Counting Groups with Window Functions: #SQLNewBlogger

I looked at row_number() in a previous post. Now I want to build on that and do some counting of rows with COUNT() and the OVER clause. I’ll show how this differs a bit from a normal aggregate.

Another post for me that is simple and hopefully serves as an example for people trying to get blogging as #SQLNewBloggers. This is also part of a series on Window Functions.

The Raw Data

Let’s use AdventureWorks as a sample database. In the Sales.SalesOrderHeader table there are lots of customer orders, each with a Customer ID. I’ll limit my results to these customers, which has a spread of orders:

WHERE soh.CustomerID IN (11011, 11015, 11019, 11012)

We’ll use this WHERE clause to help us decide

Counting Orders

If I wanted to count the number of orders each customer hasplaced, I can use this code:

SELECT
   soh.CustomerID
, COUNT (*) AS OrderCount
FROM Sales.SalesOrderHeader AS soh
WHERE
   soh.CustomerID IN ( 11011, 11015, 11019, 11012 )
GROUP BY soh.CustomerID;

I see these results:

2024-10_0175

We can see that each of these customers has different numbers of orders.  If I want a simple summary, this is the best code. However, what if I want to add other columns?

Supposed I want to add not only the customer ID, but also the shipdate. I’m wondering when orders were shipped. If I use the code above, I’d need to add this in the column list, and the group by. If I do this, I get this code:

SELECT
   soh.CustomerID
, soh.ShipDate
, COUNT (*) AS OrderCount
FROM Sales.SalesOrderHeader AS soh
WHERE
   soh.CustomerID IN ( 11011, 11015, 11019, 11012 )
GROUP BY
   soh.CustomerID
, soh.ShipDate;

And this result:

2024-10_0176

The results are cut off, but they repeat with a 1 for each row. The front end can sum these, but it’s easy to make a mistake here. Especially if there are filters.
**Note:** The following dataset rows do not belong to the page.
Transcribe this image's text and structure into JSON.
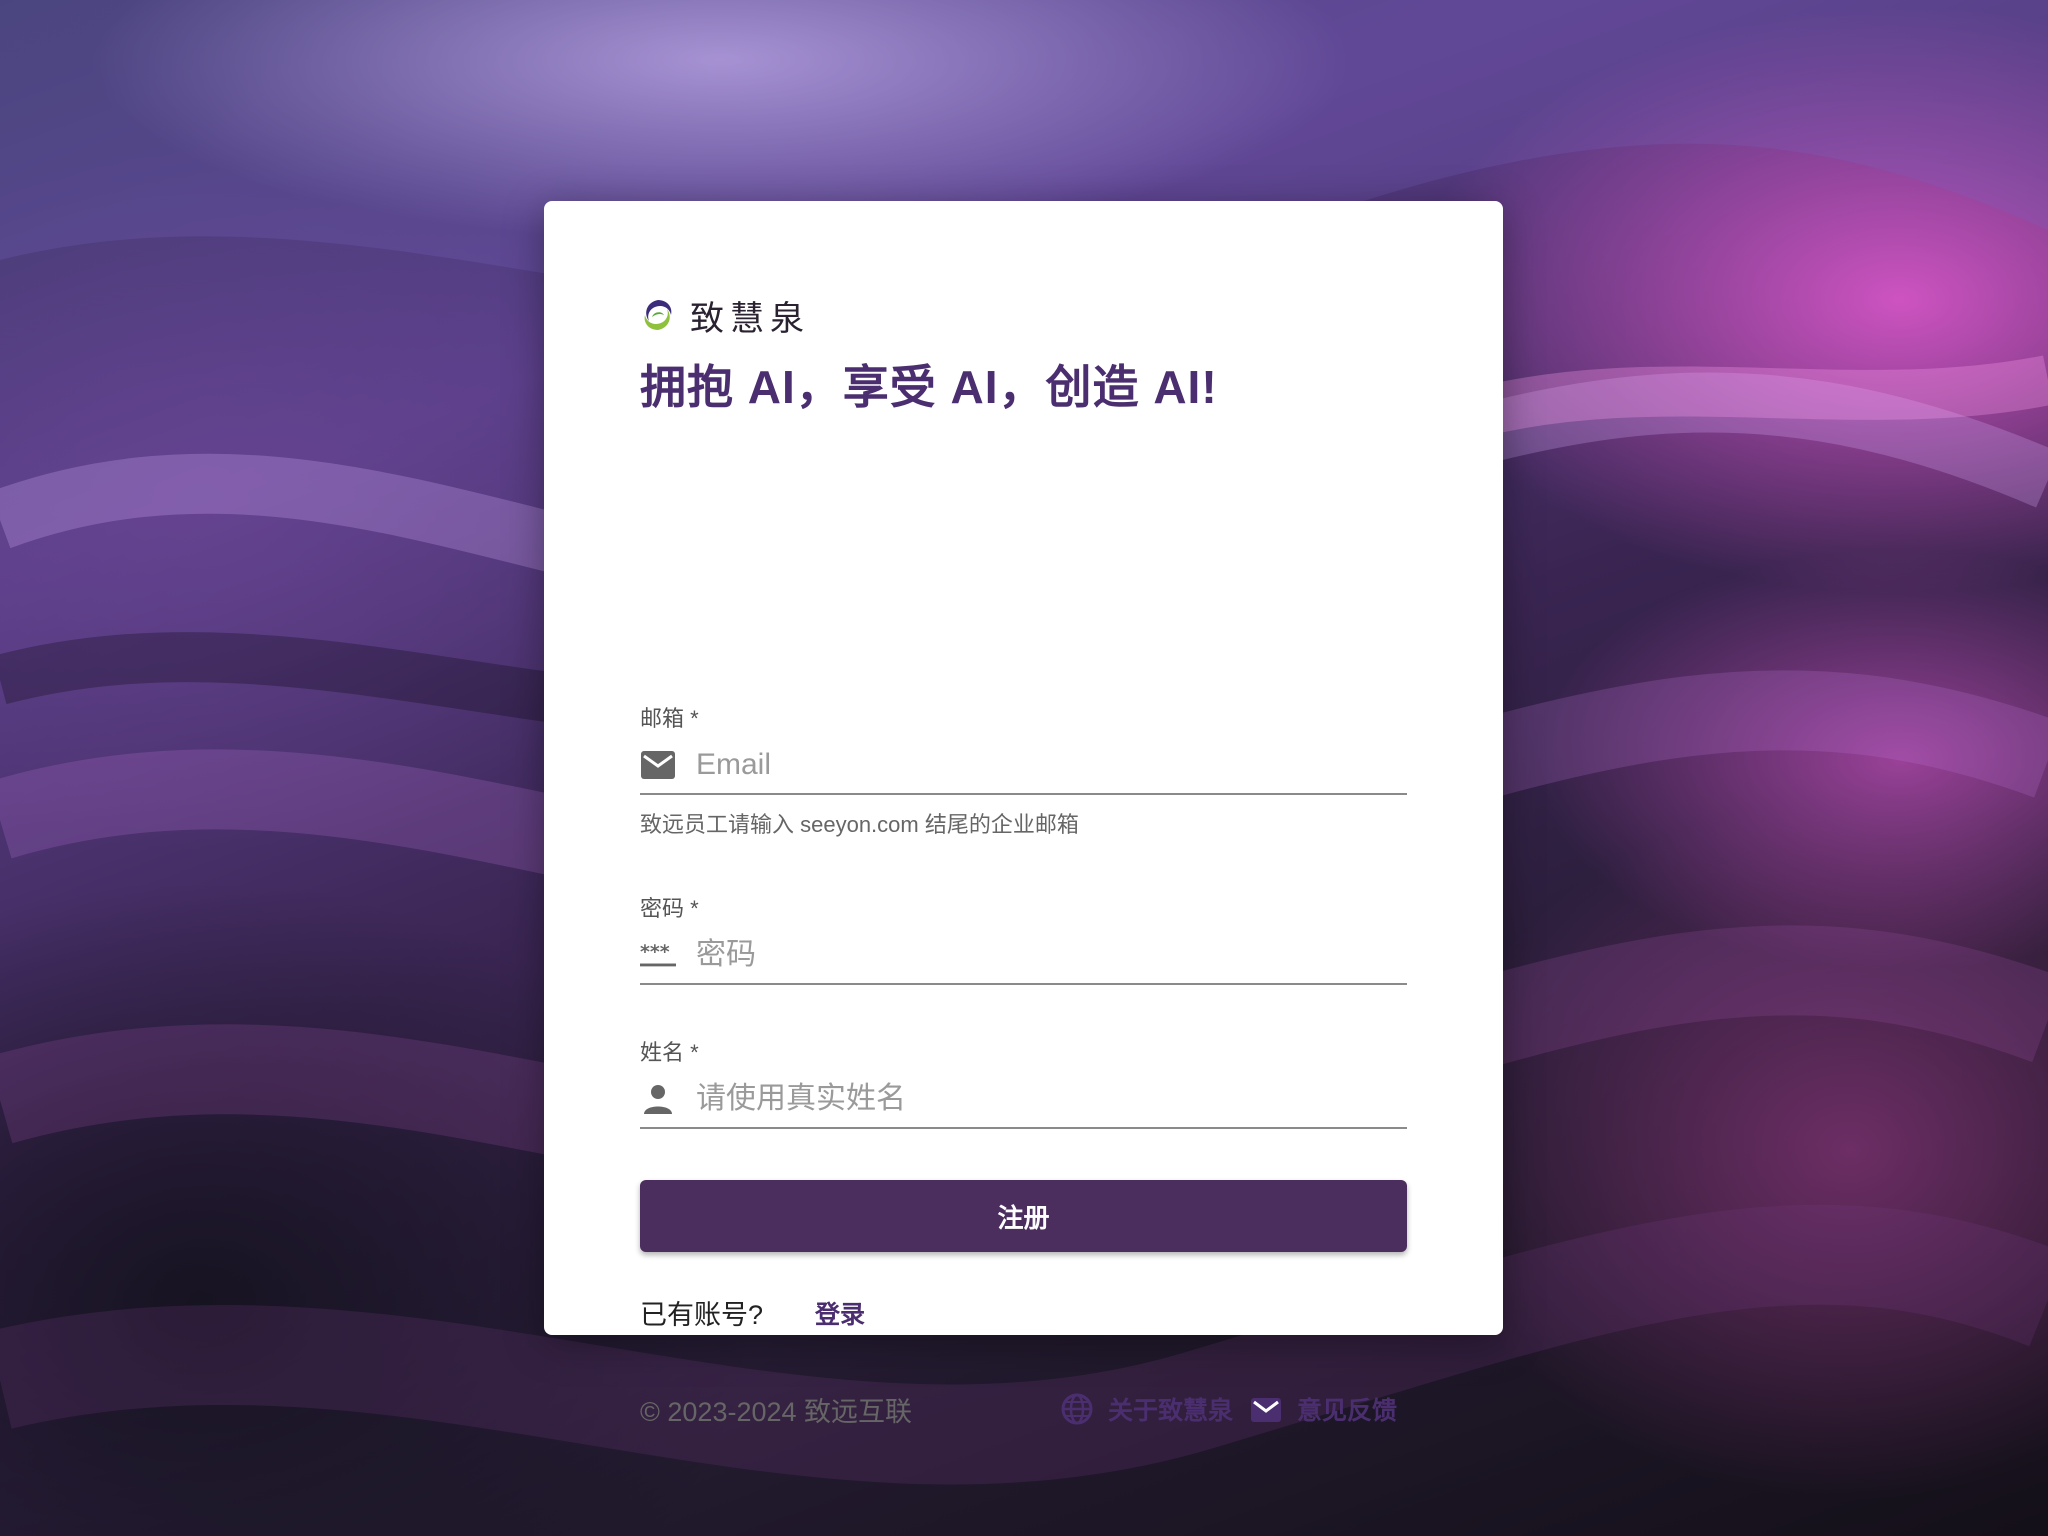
{
  "brand": {
    "name": "致慧泉"
  },
  "headline": "拥抱 AI，享受 AI，创造 AI!",
  "form": {
    "email": {
      "label": "邮箱 *",
      "placeholder": "Email",
      "value": "",
      "icon": "mail-icon",
      "hint": "致远员工请输入 seeyon.com 结尾的企业邮箱"
    },
    "password": {
      "label": "密码 *",
      "placeholder": "密码",
      "value": "",
      "icon": "password-icon"
    },
    "name": {
      "label": "姓名 *",
      "placeholder": "请使用真实姓名",
      "value": "",
      "icon": "person-icon"
    },
    "submit_label": "注册"
  },
  "account": {
    "question": "已有账号?",
    "login_label": "登录"
  },
  "footer": {
    "copyright": "© 2023-2024 致远互联",
    "about_label": "关于致慧泉",
    "about_icon": "globe-icon",
    "feedback_label": "意见反馈",
    "feedback_icon": "mail-icon"
  },
  "colors": {
    "primary": "#4b2e5e",
    "heading": "#4b2e6f",
    "card": "#ffffff"
  }
}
With an OVER() clause, my aggregate changes a bit. I would use this code, where I am paritioning, or essentially grouping, the data by the customer ID. I don’t have a group by, so I don’t need to add other fields in two places. Here is the code:

SELECT
   soh.CustomerID
, soh.ShipDate
, COUNT (*) OVER (PARTITION BY soh.CustomerID) AS OrderCount
FROM Sales.SalesOrderHeader AS soh
WHERE
   soh.CustomerID IN ( 11011, 11015, 11019, 11012 );

And the results.

2024-10_0177

I have the count repeated, but if I am showing this in the front end, I can hide that column in a table, but I can also access the total count from any row.

Differences with Group By

Let’s say I decide to add something else, like the account number and the SalesOrderNumber. If I do this in a GROUP BY, I need to add this to the column list and the group by, as shown here:

SELECT
   soh.CustomerID
, soh.AccountNumber
, soh.SalesOrderNumber
, soh.ShipDate
, COUNT (*) AS OrderCount
FROM Sales.SalesOrderHeader AS soh
WHERE
   soh.CustomerID IN ( 11011, 11015, 11019, 11012 )
GROUP BY
   soh.CustomerID
, soh.ShipDate
, soh.AccountNumber
, soh.SalesOrderNumber;
GO

The change the Window function is as shown:

SELECT
   soh.CustomerID
, soh.AccountNumber
, soh.SalesOrderNumber
, soh.ShipDate
, COUNT (*) OVER (PARTITION BY soh.CustomerID) AS OrderCount
FROM Sales.SalesOrderHeader AS soh
WHERE
   soh.CustomerID IN ( 11011, 11015, 11019, 11012 );

Maintenance is easy, and what’s more, I don’t have to worry about ordering my group by in different ways. If I do care about grouping, then I can alter the partitioning, but often I just want to add other columns without making the code more complex in a second place.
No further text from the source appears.